While you don’t necessarily want a boss who can’t deliver tough feedback, you definitely don’t want to work for someone who enjoys criticizing and blaming. If that’s the kind of boss you have, get out quickly, for the sake of your health.
2. Temper tantrums
Like everyone else, bosses have bad days. Pressure might make your boss lose his temper, but that shouldn’t be happening on a regular basis. If your boss flies off the handle anytime something doesn’t go exactly the way he wants it to, it’s time to reconsider your employment.
Whether it’s directed at you, his bosses, or just the forces of nature, tantrums set a negative emotional tone that reverberates throughout your workplace. They make people timid and cautious. People stop speaking up and sharing their creative ideas because they’re afraid they’re going to get slapped back down.
If you hear your boss yelling down the hall, and instead of thinking “What in the world is going on?” you’re thinking “Here we go again,” then it’s time to move on.
3. Unreasonable expectations
Some bosses see their employees the same way that young children see their teachers—as having no identity outside of their work. They can’t quite wrap their minds around the importance of family obligations, hobbies, or anything else outside of the office that doesn’t serve them. These are the bosses that expect you to put in unreasonable hours that serve little purpose.

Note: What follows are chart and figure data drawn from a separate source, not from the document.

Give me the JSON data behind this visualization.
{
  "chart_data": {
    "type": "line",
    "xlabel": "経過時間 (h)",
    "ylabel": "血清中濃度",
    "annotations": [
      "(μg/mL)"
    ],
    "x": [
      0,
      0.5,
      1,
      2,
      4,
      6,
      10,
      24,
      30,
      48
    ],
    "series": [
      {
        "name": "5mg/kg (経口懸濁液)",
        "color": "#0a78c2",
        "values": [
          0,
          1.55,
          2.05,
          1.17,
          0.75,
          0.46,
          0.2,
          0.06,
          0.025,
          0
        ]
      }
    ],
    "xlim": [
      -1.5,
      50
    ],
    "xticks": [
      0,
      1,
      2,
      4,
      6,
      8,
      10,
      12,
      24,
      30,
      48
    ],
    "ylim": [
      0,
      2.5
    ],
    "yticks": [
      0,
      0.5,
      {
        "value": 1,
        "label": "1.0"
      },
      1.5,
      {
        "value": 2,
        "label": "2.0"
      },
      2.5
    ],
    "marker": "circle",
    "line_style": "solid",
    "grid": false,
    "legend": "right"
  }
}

If you get the feeling that you’re disappointing your boss every time you leave for the day, then you’re working in an unhealthy environment.
4. Failure to lead by example
If there’s one thing that drives almost all employees crazy, it’s a boss who doesn’t walk the talk. It’s extremely difficult to feel inspired and to take your job seriously when the person who sets your standards doesn’t live up to those expectations herself.
If your boss is a hypocrite, it’s time to go.
Bringing it all together
Having a bad boss is more than just irritating — it can cause very real damage to your mental and physical health. So, if you’ve got a bad boss, stop telling yourself to buck up. Instead, do an objective tally of the toll it’s taking on you, and, if it’s time to go, get busy today.